During lockdown many artists have been stuck at home, and there’s been an obvious surge in the number of videos recorded in isolation. There have been montages of multiple performers, brought together at the editing stage, and quite a few examples of performers recording multiple takes of themselves to create videos a bit like the one above.
One of the most common ways to self-record is to use the Acapella app. Apparently this was all the rage five years ago, though it has really come into its own in the last few months. It suffers some lagging problems, apparently, but wraps the whole process up really neatly for beginners.
Essentially, if you’re a good musician, you can work magic with the app with minimum technical skills:
Samara Ginsberg is fantastic and her arrangements are a real treat both musically and in terms of her witty use of her instrument.
There are loads of ways of skinning a cat when it comes to making these videos. The humble offering from me, which I present as an imperfect experiment with some new kit, was made using the following tools:
- A borrowed karaoke backing track
- Printed sheet music from the internet with the original arrangement for three voices from the show
- GarageBand on my MacBook for the recording/playback of backing
- A Behringer UMC404HD USB input device
- A condenser mic
- Movavi video editor
- My iPhone recording all my takes in selfie mode (which isn’t as good a camera, but at least helped me frame the shots)
- My selfie stick’s head mounted onto a mini tripod so I could mount the camera on the desk
The process was to film all my vocal takes as I recorded them.

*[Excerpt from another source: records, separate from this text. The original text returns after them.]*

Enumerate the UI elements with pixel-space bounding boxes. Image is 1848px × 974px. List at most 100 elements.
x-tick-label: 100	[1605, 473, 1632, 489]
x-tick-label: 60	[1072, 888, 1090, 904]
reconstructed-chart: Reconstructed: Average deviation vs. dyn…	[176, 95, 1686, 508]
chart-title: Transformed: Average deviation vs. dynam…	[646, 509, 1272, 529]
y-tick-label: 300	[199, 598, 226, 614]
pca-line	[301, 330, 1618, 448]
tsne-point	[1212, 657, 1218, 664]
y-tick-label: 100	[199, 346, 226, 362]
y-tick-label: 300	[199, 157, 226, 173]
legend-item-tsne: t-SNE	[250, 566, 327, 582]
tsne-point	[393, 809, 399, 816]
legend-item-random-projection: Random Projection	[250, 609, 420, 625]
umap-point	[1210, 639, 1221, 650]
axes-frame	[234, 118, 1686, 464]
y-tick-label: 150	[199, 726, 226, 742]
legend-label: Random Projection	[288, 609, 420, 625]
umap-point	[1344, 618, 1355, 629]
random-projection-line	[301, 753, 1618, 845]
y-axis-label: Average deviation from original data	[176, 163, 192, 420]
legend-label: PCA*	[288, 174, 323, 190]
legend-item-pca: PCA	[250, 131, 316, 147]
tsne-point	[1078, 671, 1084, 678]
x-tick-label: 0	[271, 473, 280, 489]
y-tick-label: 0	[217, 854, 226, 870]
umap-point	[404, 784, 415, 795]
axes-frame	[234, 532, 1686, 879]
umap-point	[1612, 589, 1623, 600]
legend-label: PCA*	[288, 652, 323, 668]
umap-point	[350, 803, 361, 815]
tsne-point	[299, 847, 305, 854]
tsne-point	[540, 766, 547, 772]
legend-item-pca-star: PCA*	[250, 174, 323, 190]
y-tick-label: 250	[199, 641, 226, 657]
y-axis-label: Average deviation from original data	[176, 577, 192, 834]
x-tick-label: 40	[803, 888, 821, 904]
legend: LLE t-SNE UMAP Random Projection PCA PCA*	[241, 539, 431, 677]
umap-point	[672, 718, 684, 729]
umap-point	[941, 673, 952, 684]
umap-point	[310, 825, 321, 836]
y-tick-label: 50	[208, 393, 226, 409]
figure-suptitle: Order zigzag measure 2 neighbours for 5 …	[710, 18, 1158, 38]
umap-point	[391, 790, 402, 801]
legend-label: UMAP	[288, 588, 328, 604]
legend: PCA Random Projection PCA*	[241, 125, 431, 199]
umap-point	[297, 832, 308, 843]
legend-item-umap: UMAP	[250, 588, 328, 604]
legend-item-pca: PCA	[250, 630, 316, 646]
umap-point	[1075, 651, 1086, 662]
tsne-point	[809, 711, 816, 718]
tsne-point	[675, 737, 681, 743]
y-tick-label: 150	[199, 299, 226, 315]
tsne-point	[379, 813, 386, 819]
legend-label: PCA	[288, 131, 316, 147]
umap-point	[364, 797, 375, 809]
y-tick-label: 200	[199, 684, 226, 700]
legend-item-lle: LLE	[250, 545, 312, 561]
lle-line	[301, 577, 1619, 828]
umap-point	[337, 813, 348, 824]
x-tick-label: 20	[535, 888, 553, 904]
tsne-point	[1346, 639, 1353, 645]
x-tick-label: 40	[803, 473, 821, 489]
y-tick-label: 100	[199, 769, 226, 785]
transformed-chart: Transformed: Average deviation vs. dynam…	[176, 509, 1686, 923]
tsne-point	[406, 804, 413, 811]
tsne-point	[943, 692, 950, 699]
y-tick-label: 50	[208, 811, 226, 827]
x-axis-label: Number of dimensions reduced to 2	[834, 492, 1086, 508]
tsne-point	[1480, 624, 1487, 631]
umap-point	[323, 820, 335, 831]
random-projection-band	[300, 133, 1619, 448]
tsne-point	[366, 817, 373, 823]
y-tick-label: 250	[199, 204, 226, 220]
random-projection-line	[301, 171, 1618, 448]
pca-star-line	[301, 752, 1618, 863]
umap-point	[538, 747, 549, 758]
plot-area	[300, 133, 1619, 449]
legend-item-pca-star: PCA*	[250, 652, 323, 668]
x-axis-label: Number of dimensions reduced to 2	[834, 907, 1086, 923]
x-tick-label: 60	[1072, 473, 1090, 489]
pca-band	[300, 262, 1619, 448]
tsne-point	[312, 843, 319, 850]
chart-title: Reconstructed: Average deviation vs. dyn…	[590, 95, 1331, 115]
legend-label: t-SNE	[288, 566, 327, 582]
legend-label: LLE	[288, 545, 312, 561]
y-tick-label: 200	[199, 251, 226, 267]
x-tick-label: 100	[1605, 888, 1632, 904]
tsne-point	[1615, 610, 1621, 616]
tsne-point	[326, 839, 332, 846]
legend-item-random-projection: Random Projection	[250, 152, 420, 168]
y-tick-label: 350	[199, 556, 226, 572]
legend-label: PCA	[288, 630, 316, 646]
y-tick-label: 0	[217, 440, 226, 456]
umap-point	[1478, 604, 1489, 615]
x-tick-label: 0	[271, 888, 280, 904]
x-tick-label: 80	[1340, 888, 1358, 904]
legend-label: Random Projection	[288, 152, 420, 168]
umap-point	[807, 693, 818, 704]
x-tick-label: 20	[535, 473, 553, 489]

This is the opposite of doing perfect, even composite, vocal takes and then lip syncing in a video afterwards.
I then mixed the song in GarageBand, using a few tricks, including a little heavy autotuning where I’d screwed up a couple of notes. Sorry to spoil the magic.
I dragged the mix into my video editor and then had to align the video takes with the mix. Given each video take had me singing, it was a case of moving the video around until the vocal on the mix sounded in sync with the vocal on the clip. It’s quite easy to do that. If doing a lip sync video, you have to do it by eye, but the viewer’s eye is very forgiving of lip syncing in videos anyway – it doesn’t have to be remotely accurate for it to basically work.
Finally, there were various split screen and overlay effects I used to make the clips appear where I wanted. My video was quite basic in that regard. When designing a montage, you need to think carefully about the on screen picture, and I’m yet to come up with a video that looks all that good. This is where the Acapella app probably helps as it’ll magic a lot of it for you.
The end result is something that’s greater than the parts that went into it. There are loads of ways to try it. It’s very satisfying.